Одних из тех хирургов, которые присутствовали в качестве наблюдателей при работе у операционного стола Ивана Алексеевича, поражала его редкостная универсальность, других она вдохновляла. На моих глазах он спасал жизнь тем, кто, казалось, был безнадежно обречен ранением в живот. Одинаково хорошо оперировал он при ранениях на сосудах, поражениях головного и спинного мозга, на периферических нервных стволах. Меня каждый раз восхищало, как нежно работал он на тканях. В его движениях, словно ласкающих ткани, не было ничего подобного той резкости, грубости, которые были свойственны даже некоторым маститым хирургам и которые категорически противопоказаны при обращении с живыми тканями человеческого тела. Тут нужна именно нежность, которая сохраняет ткани в наиболее возможной целости, служащей верной предпосылкой благополучного исхода операции, предотвращения неожиданных осложнений после нее.
У меня сложилось впечатление, что профессор Криворотов нарочито разнообразил в педагогических целях объекты своего хирургического лечения. А ведь как ни универсален он был, это давалось ему не просто, влекло за собой дополнительное напряжение.
Одновременно он не переставал учить всех нас искусству диагностики, которым также владел в совершенстве. Почти, во всех сложных и неясных случаях, когда человеческая жизнь висела на волоске — будь то в любом калининском госпитале или армейском, в медсанбате, — отыскивали по военной связи Ивана Алексеевича, звали на помощь, просили совета. В подавляющем большинстве случаев его мнение оказывалось точным и благотворным, определяло путь к излечению. Когда же и ему не удавалось распутать тугой и непонятный узел болезненных явлений, он не разыгрывал пустопорожнего глубокомыслия, как, увы, доводилось видеть, не увиливал от ответа, а говорил прямо, с сердечным сожалением: «Не знаю». И обычно добавлял: «Но нужно думать, нужно искать…» Это все было для окружающих тоже уроком впрок.

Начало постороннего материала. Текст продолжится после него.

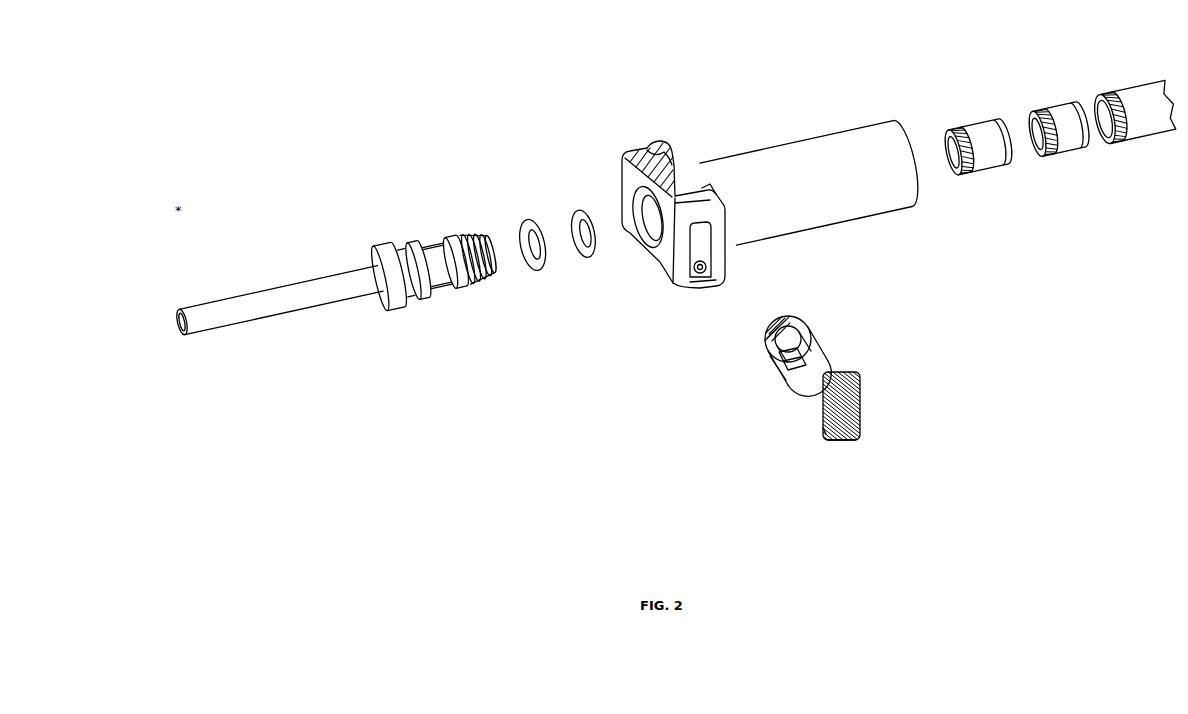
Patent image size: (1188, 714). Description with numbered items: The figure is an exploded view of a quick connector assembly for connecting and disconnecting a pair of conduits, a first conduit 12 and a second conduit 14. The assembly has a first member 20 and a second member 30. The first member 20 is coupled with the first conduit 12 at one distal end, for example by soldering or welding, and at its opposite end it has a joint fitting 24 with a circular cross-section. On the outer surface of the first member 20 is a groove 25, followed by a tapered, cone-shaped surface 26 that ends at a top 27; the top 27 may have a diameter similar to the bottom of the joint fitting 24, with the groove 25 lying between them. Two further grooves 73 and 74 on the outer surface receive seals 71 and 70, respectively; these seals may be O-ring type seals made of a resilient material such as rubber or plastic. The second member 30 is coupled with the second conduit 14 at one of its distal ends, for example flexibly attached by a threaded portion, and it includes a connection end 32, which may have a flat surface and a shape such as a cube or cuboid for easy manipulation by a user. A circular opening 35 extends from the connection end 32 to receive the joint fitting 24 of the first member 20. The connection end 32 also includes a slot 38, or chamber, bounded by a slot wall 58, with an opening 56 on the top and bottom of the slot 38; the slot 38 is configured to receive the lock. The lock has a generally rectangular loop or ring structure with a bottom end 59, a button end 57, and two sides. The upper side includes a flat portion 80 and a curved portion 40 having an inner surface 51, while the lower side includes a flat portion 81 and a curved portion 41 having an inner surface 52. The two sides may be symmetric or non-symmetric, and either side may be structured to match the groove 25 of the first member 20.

Среди хирургов «божьей милостью», как говаривали в старину, активно работавших в Калинине той поры, мне хорошо запомнился также Ф. Г. Богданов из соседнего эвакогоспиталя. Он всегда откликался на зов врачей, знавших, что лучшего, чем он, специалиста хирургии костно-суставной системы не сыщешь. Этот высокий, ладно скроенный свердловчанин в свои 36 лет достиг блистательного мастерства в той нелегкой сфере хирургии, которую избрал еще в студенческие годы.
Наблюдая, как Федор Григорьевич деловито восстанавливал целостность костей и суставов, поврежденных тяжелыми ранениями, кто-то из наших женщин-хирургов воскликнул: «Кудесник!» Мне особенно запомнилось, как он моделировал гипсовые кроватки для раненых с поврежденным позвоночником, исключая возникновение его деформации. Ф. Г. Богданова приглашали в Москву на все пленумы ученого медицинского совета при начальнике ГВСУ. Это, разумеется, не мешало ему и впредь широко делиться знаниями и опытом с коллегами, практически содействовать дальнейшему совершенствованию медицинской помощи воинам во всем ее объеме.
Творческий огонь светил у нас повсюду. Почти никто, за немногими исключениями отнюдь не принципиального характера, не относился к своим обязанностям в госпитале формально, не делал их равнодушно, спустя рукава. У всех ощутимо проявилось желание выполнять работу как можно лучше, вносить в нее свои мысли, привлекать сторонний передовой опыт. Разумеется, хирурги задавали тон.